A new method developed for estimating water depths of benthic foraminifers was implemented for Oligocene foraminiferal biofacies from the New Jersey Coastal Plain. We combined benthic foraminiferal biofacies and two-dimensional flexural backstripping to construct a two-dimensional paleoslope model. The original depositional geometry of New Jersey Oligocene strata was reconstructed by calculating the effects of sediment accumulation and flexural loading. Paleodepth estimates for benthic foraminiferal biofacies were calibrated to inner neritic facies along the resulting nonlinear profile (e.g., with clinoforms).
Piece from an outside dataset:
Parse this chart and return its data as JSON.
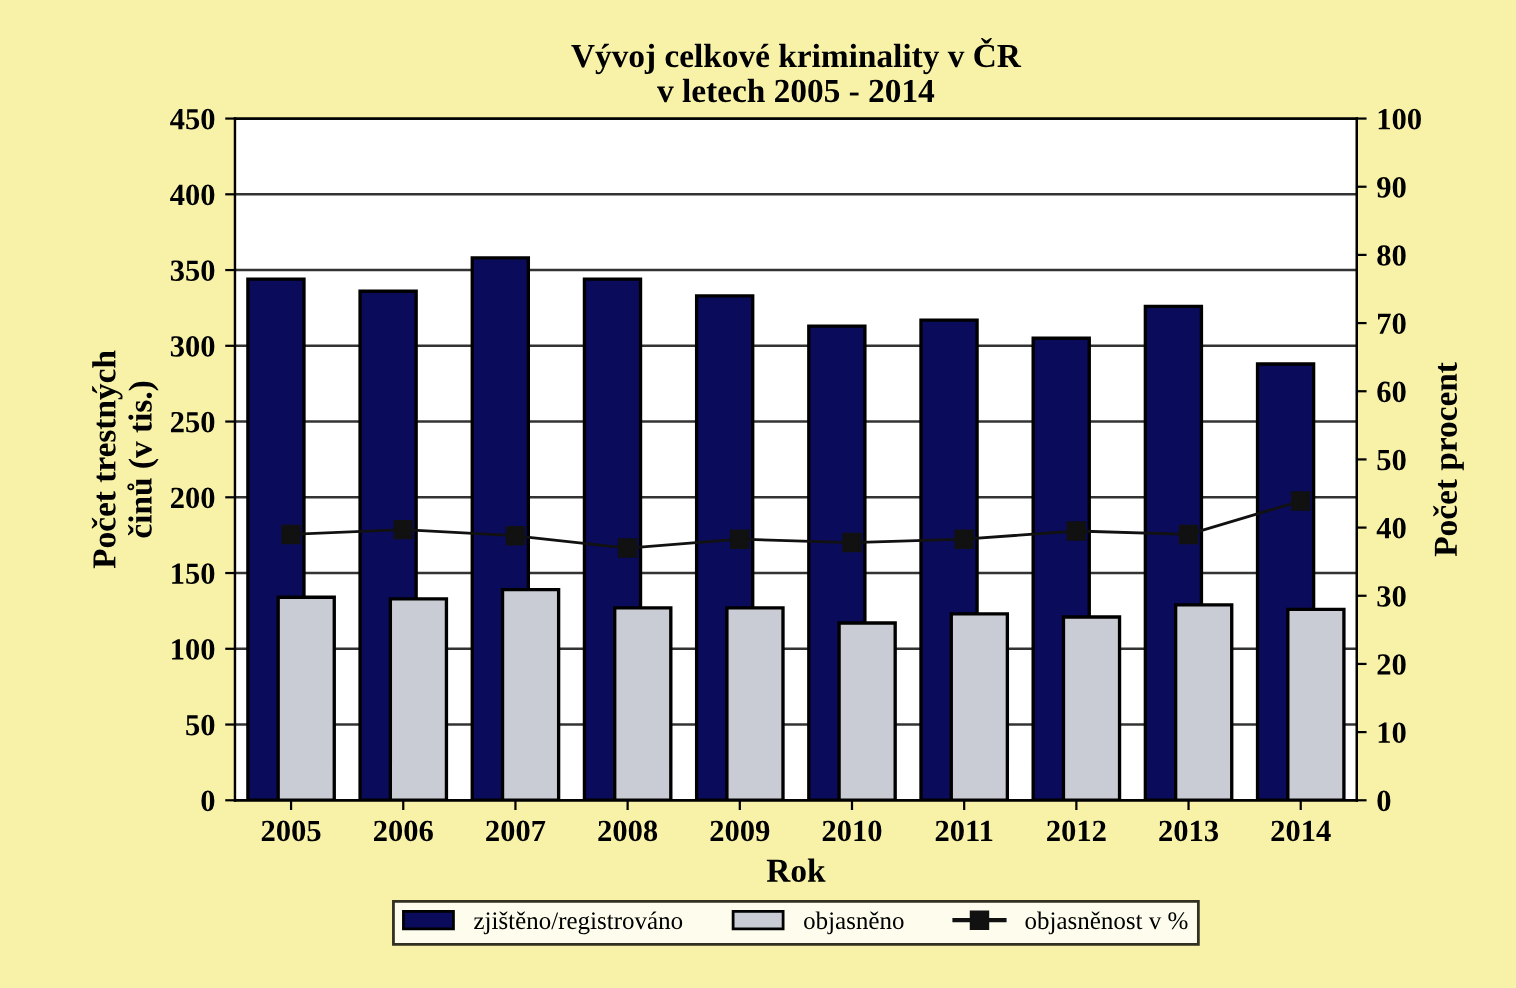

Paleodepth estimates for ten foraminiferal biofacies ranged from 20 ± 10 m to 115 ± 30 m and were consistent with more qualitative estimates based on other methods (e.g., foraminiferal abundances and species diversity).

Applying this method to the New Jersey coastal plain for the Oligocene showed clear distributional patterns of benthic foraminiferal biofacies. This enabled paleobathymetry to be determined for the reconstructed New Jersey margin as well as significant stratal surfaces within sequences (i.e., systems tracts and condensed sections). Paleodepth estimates ranged from nearshore (20 ± 10 m) up to 85 ± 25 m for deposits landward of the clinoform rollover of the underlying sequence boundary and from middle neritic to outer neritic (50 ± 20 m to over 100 ± 30 m) on the slopes of the clinoforms.

During earliest transgressive systems tracts, paleodepths immediately seaward of the clinoform slope ranged from inner neritic (< 40 m) at updip sites to outer neritic (> 100 m) at downdip sites. During early highstands, paleobathymetry ranged from 45 ± 10 to 85 ± 25 m landward of the clinoform rollover to 85 ± 25 m to over 100 ± 30 m on the slope (seaward of the developing prograding sedimentary wedge), while during late HSTs, paleodepths shoaled to as shallow as 25 ± 10 m near the clinoform rollover.

This method can be applied to other continental passive margins to reconstruct the stratal geometry of and estimate water depths on the shelf. Furthermore, by extending this process, relative sea level and eustatic timings and amplitudes could be evaluated.